Disparition de Patrick Leigh Fermor
Par Alain et Christine Londner, mercredi 29 juin 2011 à 14:19.
Le résistant, écrivain voyageur et scénariste, Patrick Leigh Fermor, né le 11 février 1915 à Londres, fils d’un géologue et d’une mère bohème élevée en Inde, est mort à l’âge de 96 ans vendredi 10 juin 2011. Il était avant tout un amoureux de voyages et de liberté. De sa vie bien remplie, on retient son excentricité, son humour et son érudition.
Son premier ouvrage, publié au début des années cinquante, est un récit de voyage aux Antilles : Vents Alizés (Payot-1993-disponible). Fermor donne ici sa première leçon, magistrale, sur la manière de voyager, de ressentir, de partager et de décrire ce qui compte : les paysages, naturellement, mais surtout la vie des gens, leurs espoirs et leurs découragements. De Trinidad à la Jamaïque, avec un long et passionnant passage sur Haïti.
On retrouve cette même veine antillaise dans son unique roman : Les violons de Saint-Jacques, un conte des Antilles (Le Promeneur-disponible), un petit chef-d'oeuvre d'observation attristée, sa seule oeuvre de fiction.
Les ouvrages suivants, sont écrits surtout en Grèce, où l'auteur s'est installé au cours des années cinquante et où il passera la plus grande partie de sa vie : Mani, Voyages dans le Sud du Péloponnèse (Payot- 1999- disponible) décrit les paysages et les personnages du Péloponnèse. C'est le moment où l'auteur cessera de publier pendant une trentaine d'années.
Ce n'est qu'après ce long intermède qu'il reprend la plume dans les années 1970. Il donne alors ses deux œuvres maîtresses : Le Temps des offrandes (Payot-1991), et Entre fleuve et forêt (Payot-2003). Tous deux disponibles.

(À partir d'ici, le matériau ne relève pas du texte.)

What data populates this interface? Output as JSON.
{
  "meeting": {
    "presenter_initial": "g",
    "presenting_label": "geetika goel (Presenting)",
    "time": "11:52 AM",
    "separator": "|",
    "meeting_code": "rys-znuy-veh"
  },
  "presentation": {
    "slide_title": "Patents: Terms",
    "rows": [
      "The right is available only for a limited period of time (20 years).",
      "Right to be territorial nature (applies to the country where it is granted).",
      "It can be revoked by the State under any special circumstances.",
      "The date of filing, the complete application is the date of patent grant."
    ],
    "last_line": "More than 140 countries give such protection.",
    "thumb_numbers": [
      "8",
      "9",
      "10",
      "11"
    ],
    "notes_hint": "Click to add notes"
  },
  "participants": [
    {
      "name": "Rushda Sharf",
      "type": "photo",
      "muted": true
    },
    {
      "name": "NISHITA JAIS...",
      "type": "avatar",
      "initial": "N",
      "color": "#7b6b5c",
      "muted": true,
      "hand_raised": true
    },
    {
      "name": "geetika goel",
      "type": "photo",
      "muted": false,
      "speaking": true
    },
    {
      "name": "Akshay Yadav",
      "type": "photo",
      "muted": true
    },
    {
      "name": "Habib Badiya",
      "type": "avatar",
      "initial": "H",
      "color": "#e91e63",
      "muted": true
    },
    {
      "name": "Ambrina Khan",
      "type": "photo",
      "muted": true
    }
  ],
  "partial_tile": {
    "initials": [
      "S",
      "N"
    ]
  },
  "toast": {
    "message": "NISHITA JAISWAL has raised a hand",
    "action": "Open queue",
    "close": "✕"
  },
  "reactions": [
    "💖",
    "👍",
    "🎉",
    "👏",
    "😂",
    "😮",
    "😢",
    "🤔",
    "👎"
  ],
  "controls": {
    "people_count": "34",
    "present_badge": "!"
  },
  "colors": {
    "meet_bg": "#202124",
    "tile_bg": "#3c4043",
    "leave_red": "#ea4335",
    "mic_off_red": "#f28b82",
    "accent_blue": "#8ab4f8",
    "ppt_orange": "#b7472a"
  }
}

Patrick Leigh Fermor a quitté son pays le 8 décembre 1933 pour traverser à pied le continent. D’Ouest en Est, de la corne des Pays-Bas à Istanbul, porte de l’Orient. Il atteint la Corne d’Or le 1er janvier 1935, un an plus tard, ayant dormi dans de sordides brasseries bavaroises, à la belle étoile, ou dans un château des Carpates.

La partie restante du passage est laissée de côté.